What is most important to me is quality filtration for a clear tank (I will most likely overstock the tank) and ease of maintainance. I know the overflows can be noisy but thats not important.
I am looking forward to your suggestions.
:fish: 
Dave


----------



## nodima (Oct 3, 2002)

Overflow/sump. Both my 6' tanks have overflows, and I'd not go back.


----------



## k7gixxerguy (Jan 12, 2012)

I'm doing both, well, a wet dry with a bulkheaded additional volume chamber/refugium and a FX5.


----------



## fmueller (Jan 11, 2004)

I have a 240G with dual overflows and DIY sump system and a 125G with Eheim 2260 canister filter. Both systems work well, and each has its pros and cons. The canister is easy to set up, a DIY sump takes a bit of tweaking before it runs just as well. In the end, a sump can have a larger filtration capacity and is more customizable, but also has more scope for things to go wrong and spills to occur. For me it really boils down to personal preference.


----------



## markl323 (Feb 28, 2013)

i have had canisters before in my 75G. i went with a sump for a 180G and loving it so far.

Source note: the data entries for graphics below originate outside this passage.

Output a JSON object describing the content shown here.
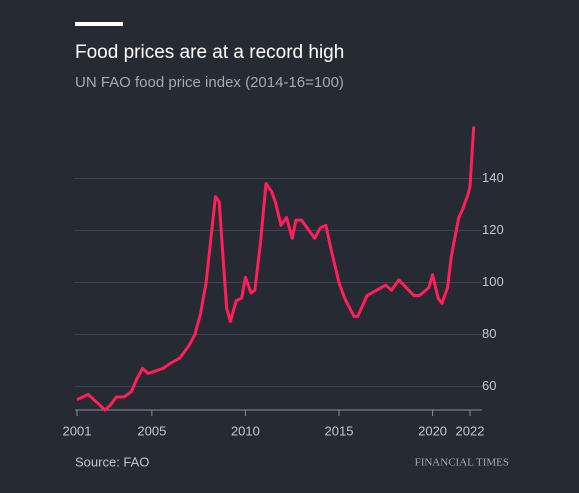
{
  "chart_data": {
    "type": "line",
    "title": "Food prices are at a record high",
    "subtitle": "UN FAO food price index (2014-16=100)",
    "source": "Source: FAO",
    "brand": "FINANCIAL TIMES",
    "x": [
      2001.0,
      2001.3,
      2001.6,
      2001.9,
      2002.2,
      2002.5,
      2002.8,
      2003.1,
      2003.5,
      2003.9,
      2004.2,
      2004.5,
      2004.8,
      2005.2,
      2005.6,
      2006.0,
      2006.5,
      2007.0,
      2007.3,
      2007.6,
      2007.9,
      2008.2,
      2008.4,
      2008.6,
      2008.8,
      2009.0,
      2009.2,
      2009.5,
      2009.8,
      2010.0,
      2010.3,
      2010.5,
      2010.8,
      2011.1,
      2011.4,
      2011.6,
      2011.9,
      2012.2,
      2012.5,
      2012.7,
      2013.0,
      2013.4,
      2013.7,
      2014.0,
      2014.3,
      2014.6,
      2015.0,
      2015.3,
      2015.8,
      2016.0,
      2016.5,
      2017.0,
      2017.5,
      2017.8,
      2018.2,
      2018.6,
      2019.0,
      2019.3,
      2019.8,
      2020.0,
      2020.3,
      2020.5,
      2020.8,
      2021.0,
      2021.4,
      2021.6,
      2021.9,
      2022.0,
      2022.2
    ],
    "series": [
      {
        "name": "FAO food price index",
        "color": "#ff1f5a",
        "values": [
          55,
          56,
          57,
          55,
          53,
          51,
          53,
          56,
          56,
          58,
          63,
          67,
          65,
          66,
          67,
          69,
          71,
          76,
          80,
          88,
          100,
          120,
          133,
          131,
          110,
          90,
          85,
          93,
          94,
          102,
          96,
          97,
          115,
          138,
          135,
          131,
          122,
          125,
          117,
          124,
          124,
          120,
          117,
          121,
          122,
          112,
          100,
          94,
          87,
          87,
          95,
          97,
          99,
          97,
          101,
          98,
          95,
          95,
          98,
          103,
          94,
          92,
          98,
          110,
          125,
          128,
          134,
          137,
          160
        ]
      }
    ],
    "xlim": [
      2001,
      2022
    ],
    "xticks": [
      2001,
      2005,
      2010,
      2015,
      2020,
      2022
    ],
    "ylim": [
      51,
      164
    ],
    "yticks": [
      60,
      80,
      100,
      120,
      140
    ],
    "grid": true
  }
}
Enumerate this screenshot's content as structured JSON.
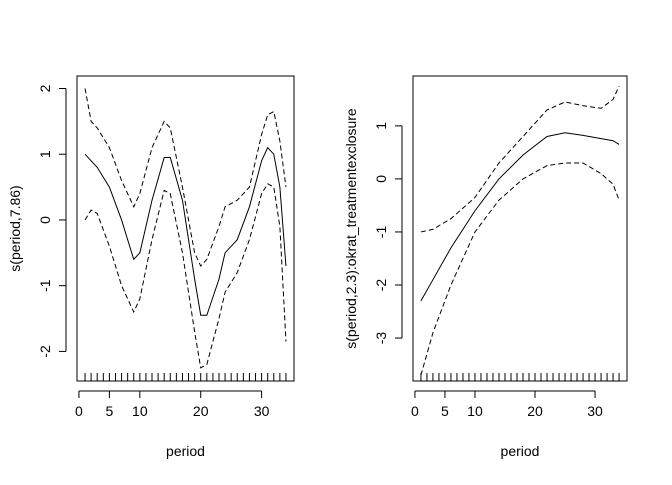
{
  "chart_data": [
    {
      "type": "line",
      "xlabel": "period",
      "ylabel": "s(period,7.86)",
      "x": [
        1,
        2,
        3,
        5,
        7,
        9,
        10,
        12,
        14,
        15,
        17,
        19,
        20,
        21,
        23,
        24,
        26,
        28,
        30,
        31,
        32,
        33,
        34
      ],
      "series": [
        {
          "color": "#000000",
          "dash": false,
          "values": [
            1.0,
            0.9,
            0.8,
            0.5,
            0.0,
            -0.6,
            -0.5,
            0.3,
            0.95,
            0.95,
            0.3,
            -0.9,
            -1.45,
            -1.45,
            -0.9,
            -0.5,
            -0.3,
            0.2,
            0.9,
            1.1,
            1.0,
            0.5,
            -0.7
          ]
        },
        {
          "color": "#000000",
          "dash": true,
          "values": [
            2.0,
            1.5,
            1.4,
            1.1,
            0.6,
            0.2,
            0.4,
            1.1,
            1.5,
            1.4,
            0.5,
            -0.5,
            -0.7,
            -0.6,
            -0.1,
            0.2,
            0.3,
            0.5,
            1.3,
            1.6,
            1.65,
            1.2,
            0.5
          ]
        },
        {
          "color": "#000000",
          "dash": true,
          "values": [
            0.0,
            0.15,
            0.1,
            -0.4,
            -1.0,
            -1.4,
            -1.2,
            -0.3,
            0.45,
            0.4,
            -0.5,
            -1.7,
            -2.25,
            -2.2,
            -1.5,
            -1.1,
            -0.8,
            -0.3,
            0.4,
            0.55,
            0.5,
            -0.1,
            -1.85
          ]
        }
      ],
      "rug": [
        1,
        2,
        3,
        4,
        5,
        6,
        7,
        8,
        9,
        10,
        11,
        12,
        13,
        14,
        15,
        16,
        17,
        18,
        19,
        20,
        21,
        22,
        23,
        24,
        25,
        26,
        27,
        28,
        29,
        30,
        31,
        32,
        33,
        34
      ],
      "xlim": [
        -0.32,
        35.32
      ],
      "xticks": [
        0,
        5,
        10,
        20,
        30
      ],
      "ylim": [
        -2.45,
        2.19
      ],
      "yticks": [
        -2,
        -1,
        0,
        1,
        2
      ]
    },
    {
      "type": "line",
      "xlabel": "period",
      "ylabel": "s(period,2.3):okrat_treatmentexclosure",
      "x": [
        1,
        3,
        6,
        10,
        14,
        18,
        22,
        25,
        28,
        31,
        33,
        34
      ],
      "series": [
        {
          "color": "#000000",
          "dash": false,
          "values": [
            -2.3,
            -1.9,
            -1.3,
            -0.6,
            0.0,
            0.45,
            0.8,
            0.87,
            0.82,
            0.76,
            0.72,
            0.65
          ]
        },
        {
          "color": "#000000",
          "dash": true,
          "values": [
            -1.0,
            -0.95,
            -0.75,
            -0.35,
            0.3,
            0.8,
            1.3,
            1.45,
            1.38,
            1.33,
            1.5,
            1.75
          ]
        },
        {
          "color": "#000000",
          "dash": true,
          "values": [
            -3.7,
            -2.9,
            -2.0,
            -1.0,
            -0.4,
            0.0,
            0.25,
            0.3,
            0.3,
            0.1,
            -0.1,
            -0.4
          ]
        }
      ],
      "rug": [
        1,
        2,
        3,
        4,
        5,
        6,
        7,
        8,
        9,
        10,
        11,
        12,
        13,
        14,
        15,
        16,
        17,
        18,
        19,
        20,
        21,
        22,
        23,
        24,
        25,
        26,
        27,
        28,
        29,
        30,
        31,
        32,
        33,
        34
      ],
      "xlim": [
        -0.32,
        35.32
      ],
      "xticks": [
        0,
        5,
        10,
        20,
        30
      ],
      "ylim": [
        -3.81,
        1.94
      ],
      "yticks": [
        -3,
        -2,
        -1,
        0,
        1
      ]
    }
  ]
}
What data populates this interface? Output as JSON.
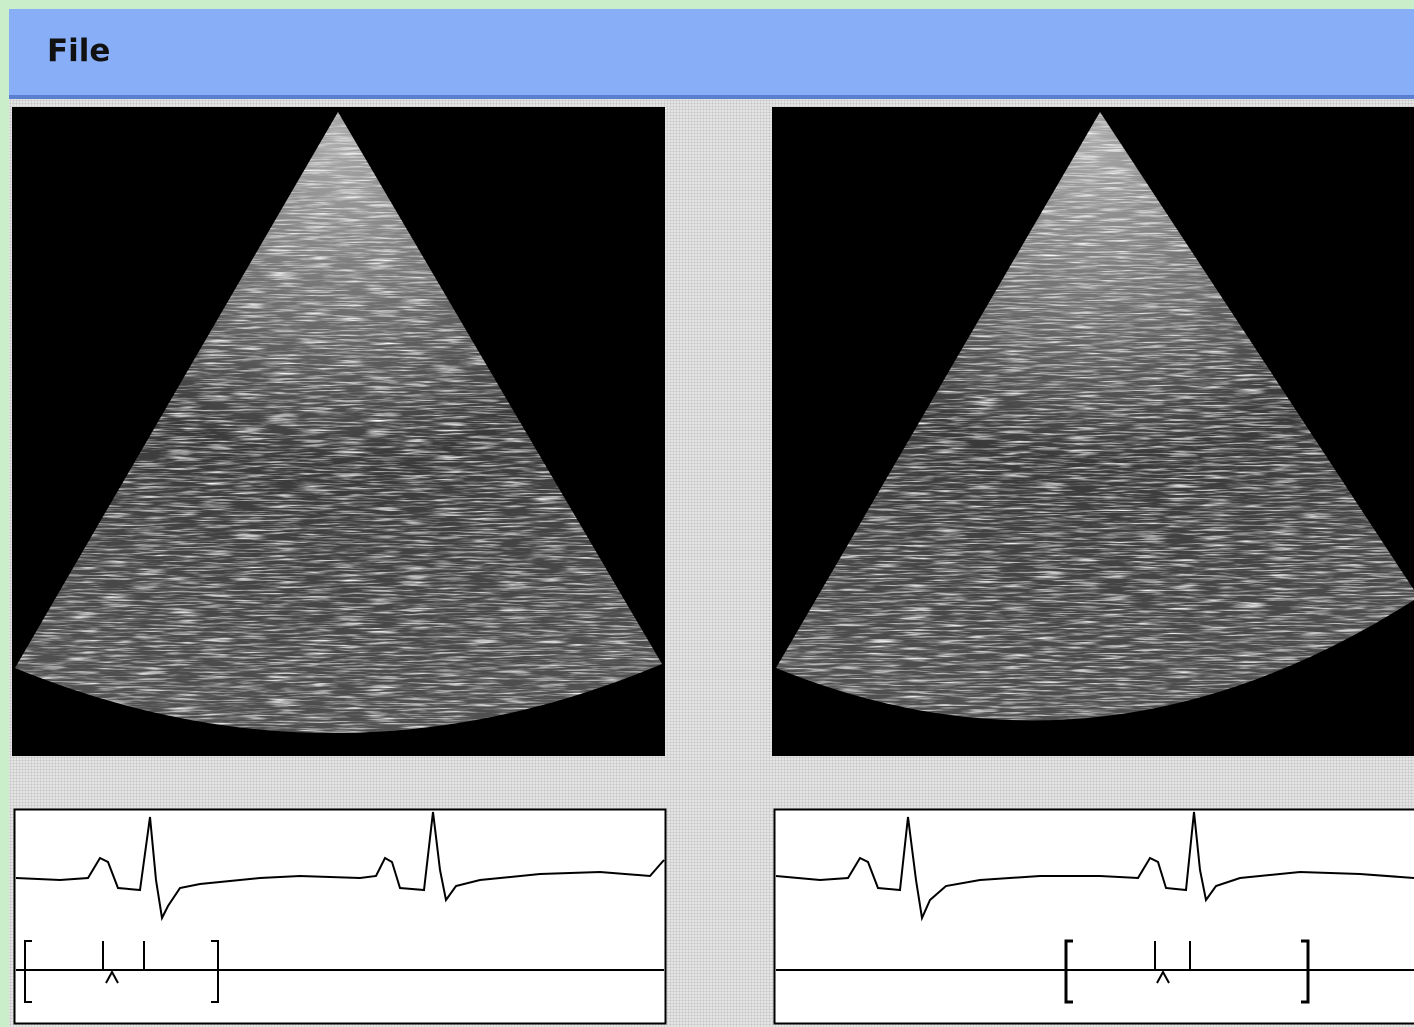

fish have been in there for only one day so it's too early to tell how well the mechanical filtration in the Wet/Dry is working. but the water is very clear so far.


----------



## sumthinfishy (Jan 26, 2013)

i have 240 gal filled with africans. it has an overflow with sump which i love for bio factor, but i also run a renx xp4 canister for nice clear tank. this set up has worked awesome for me.


----------



## lilscoots (Mar 13, 2012)

I run overflows and a sump in my 125, with the right mechanical in the sump it'll run crystal clear maintenance in the sump is very simple as well, like fmeuller said it takes more work to get the sump running just right and there is a bit more risk of spilling unless it's plumbed correctly. For big tanks I like sumps and overflows.


----------



## davids1024 (Oct 20, 2012)

Sounds like a 125 with overflows is what folks are suggesting w a sump. Looks like I may go in that direction as well as use my eheim 3 for additional filtration..


----------



## davids1024 (Oct 20, 2012)

Although the agreement is that a wet dry/sump is a better way to go, when looking at other posts of setups and pictures of them, I rarely see tanks with overflows. My thinking now is, when I upgrade to a 125, I will keep my eheim 3 cannister filter, and add another cannister one, perhaps the fluval fx5


----------



## fmueller (Jan 11, 2004)

There is no compelling reason to setup a sump system for a 125G if you are more comfortable with canister filters. For a 125G I would probably just use an FX5, and call it a day. With an FX5 and an Eheim 3, you have certainly nothing to worry about!


----------



## q8vw (Mar 12, 2013)

go with sump, heribe or beananimal overflow system. but make sure to keep everything planned from plumping to the sump size and place.. you will never look back to canisters


----------



## davids1024 (Oct 20, 2012)

One concern I have with a sump is that I often go away for several days at a time, I have a automated fish feederr so that's not an issue, but I am a little concerend about the water level in the sump. Nice thing now is I can go well over a week with my 75 gallon tank/Ehein filter setup, no concerns about water levels. if I move to a 125 w overflows ,even with a 30 gallon sump, I am concerned about water levels getting to low in the sump. I know I could always go to a ATO sysyem but thats more complicated than I want toget here.


----------



## jakekersley (Mar 25, 2013)

davids1024 said:


> One concern I have with a sump is that I often go away for several days at a time, I have a automated fish feederr so that's not an issue, but I am a little concerend about the water level in the sump. Nice thing now is I can go well over a week with my 75 gallon tank/Ehein filter setup, no concerns about water levels. if I move to a 125 w overflows ,even with a 30 gallon sump, I am concerned about water levels getting to low in the sump. I know I could always go to a ATO sysyem but thats more complicated than I want toget here.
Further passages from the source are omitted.